Methods We first examined the phenotypic associations between cannabis initiation, frequency, and use disorder with cognitive abilities, while also controlling for pre-use general cognitive ability and other substance involvement. We tested the concurrent association between the cannabis use variables and cognitive abilities in late adolescence and young adulthood and the longitudinal association between cannabis use variables during adolescence and young adulthood cognitive abilities. Next, we used multilevel models to test whether these relations reflect between- and/or within-twin pair associations.
Results Phenotypically, cannabis use was related to poorer cognitive functioning, although most associations were negligible after accounting for other substance use.

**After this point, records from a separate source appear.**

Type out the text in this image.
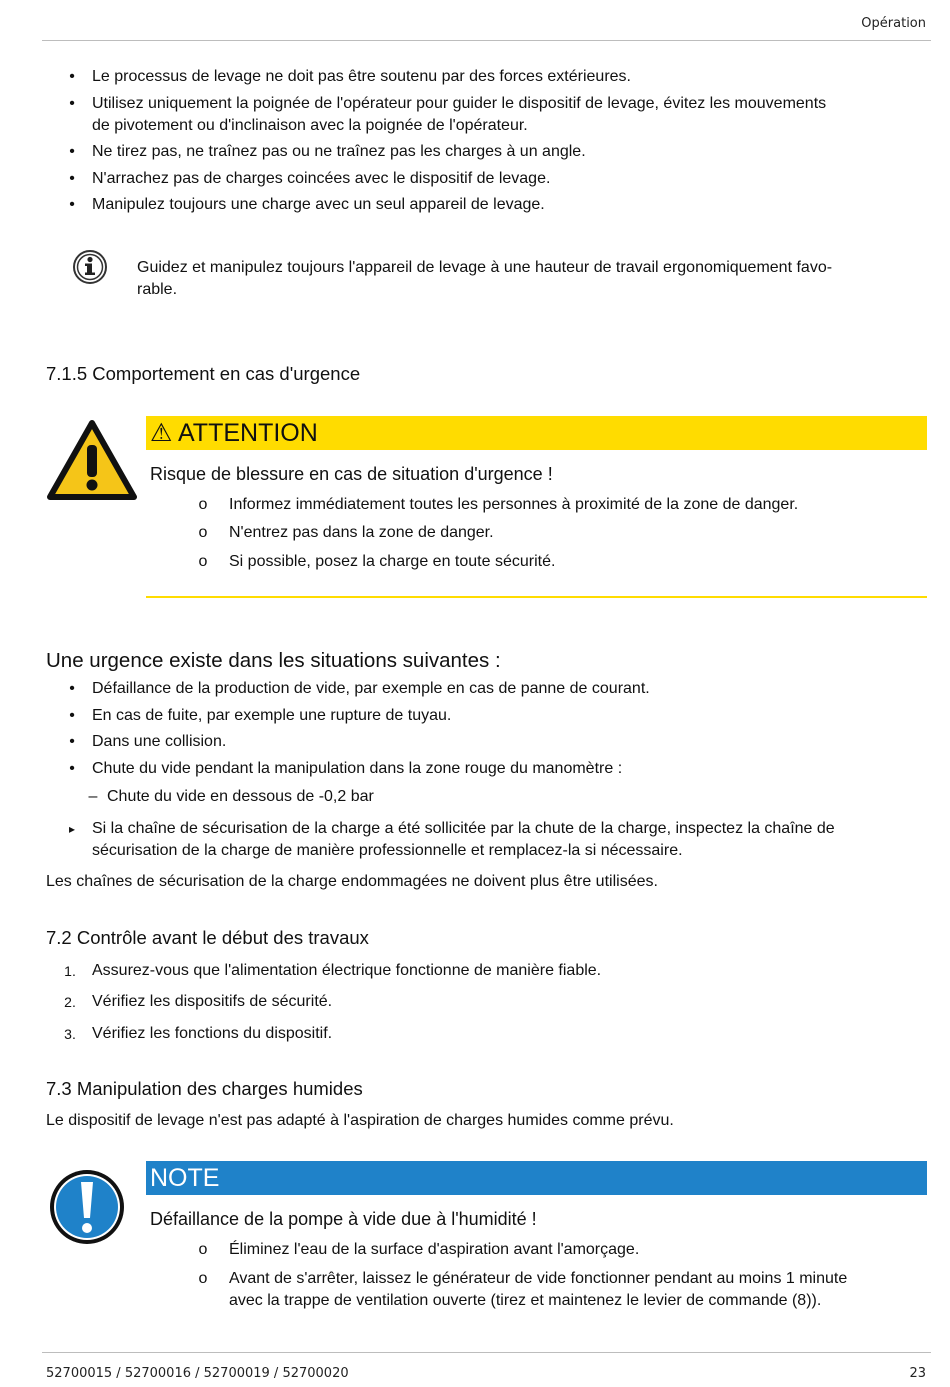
Opération
•	Le processus de levage ne doit pas être soutenu par des forces extérieures.
•	Utilisez uniquement la poignée de l'opérateur pour guider le dispositif de levage, évitez les mouvements
de pivotement ou d'inclinaison avec la poignée de l'opérateur.
•	Ne tirez pas, ne traînez pas ou ne traînez pas les charges à un angle.
•	N'arrachez pas de charges coincées avec le dispositif de levage.
•	Manipulez toujours une charge avec un seul appareil de levage.
Guidez et manipulez toujours l'appareil de levage à une hauteur de travail ergonomiquement favo-
rable.
7.1.5 Comportement en cas d'urgence
⚠ ATTENTION
Risque de blessure en cas de situation d'urgence !
o	Informez immédiatement toutes les personnes à proximité de la zone de danger.
o	N'entrez pas dans la zone de danger.
o	Si possible, posez la charge en toute sécurité.
Une urgence existe dans les situations suivantes :
•	Défaillance de la production de vide, par exemple en cas de panne de courant.
•	En cas de fuite, par exemple une rupture de tuyau.
•	Dans une collision.
•	Chute du vide pendant la manipulation dans la zone rouge du manomètre :
– Chute du vide en dessous de -0,2 bar
▸	Si la chaîne de sécurisation de la charge a été sollicitée par la chute de la charge, inspectez la chaîne de
sécurisation de la charge de manière professionnelle et remplacez-la si nécessaire.
Les chaînes de sécurisation de la charge endommagées ne doivent plus être utilisées.
7.2 Contrôle avant le début des travaux
1. Assurez-vous que l'alimentation électrique fonctionne de manière fiable.
2. Vérifiez les dispositifs de sécurité.
3. Vérifiez les fonctions du dispositif.
7.3 Manipulation des charges humides
Le dispositif de levage n'est pas adapté à l'aspiration de charges humides comme prévu.
NOTE
Défaillance de la pompe à vide due à l'humidité !
o	Éliminez l'eau de la surface d'aspiration avant l'amorçage.
o	Avant de s'arrêter, laissez le générateur de vide fonctionner pendant au moins 1 minute
avec la trappe de ventilation ouverte (tirez et maintenez le levier de commande (8)).
52700015 / 52700016 / 52700019 / 52700020	23
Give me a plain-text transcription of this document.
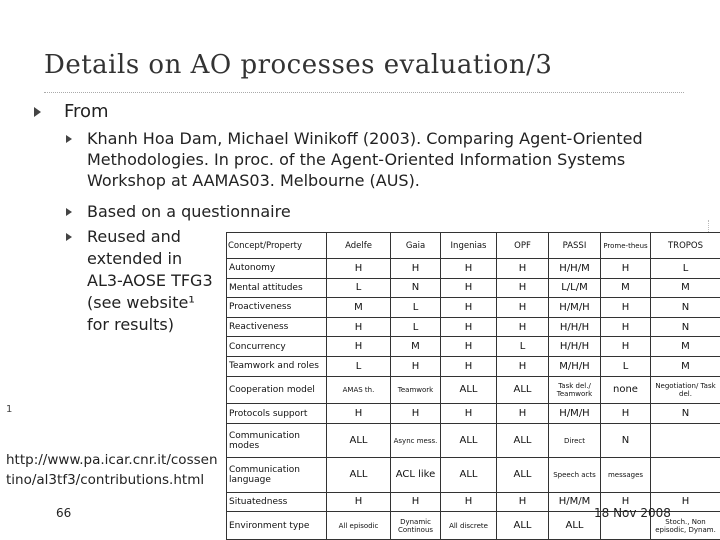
Details on AO processes evaluation/3
From
Khanh Hoa Dam, Michael Winikoff (2003). Comparing Agent-Oriented Methodologies. In proc. of the Agent-Oriented Information Systems Workshop at AAMAS03. Melbourne (AUS).
Based on a questionnaire
Reused and extended in AL3-AOSE TFG3 (see website¹ for results)
Concept/Property	Adelfe	Gaia	Ingenias	OPF	PASSI	Prome-theus	TROPOS
Autonomy	H	H	H	H	H/H/M	H	L
Mental attitudes	L	N	H	H	L/L/M	M	M
Proactiveness	M	L	H	H	H/M/H	H	N
Reactiveness	H	L	H	H	H/H/H	H	N
Concurrency	H	M	H	L	H/H/H	H	M
Teamwork and roles	L	H	H	H	M/H/H	L	M
Cooperation model	AMAS th.	Teamwork	ALL	ALL	Task del./ Teamwork	none	Negotiation/ Task del.
Protocols support	H	H	H	H	H/M/H	H	N
Communication modes	ALL	Async mess.	ALL	ALL	Direct	N	
Communication language	ALL	ACL like	ALL	ALL	Speech acts	messages	
Situatedness	H	H	H	H	H/M/M	H	H
Environment type	All episodic	Dynamic Continous	All discrete	ALL	ALL		Stoch., Non episodic, Dynam.
1
http://www.pa.icar.cnr.it/cossentino/al3tf3/contributions.html
66	18 Nov 2008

Nevertheless, there were few significant within-family twin-specific associations, except that age 17 cannabis frequency was associated with worse age 23 Common EF and general cognitive ability.
Conclusions We found little support for a potential causal effect of cannabis use on cognition, consistent with previous twin studies. Results suggest that cannabis use may not cause decline in cognitive ability among a normative sample of cannabis users.

So 3 twin control studies, 2 say nothing, 1 says maybe a little bit in some sub-analysis. Overall, this is probably a tiny effect and not worth caring about.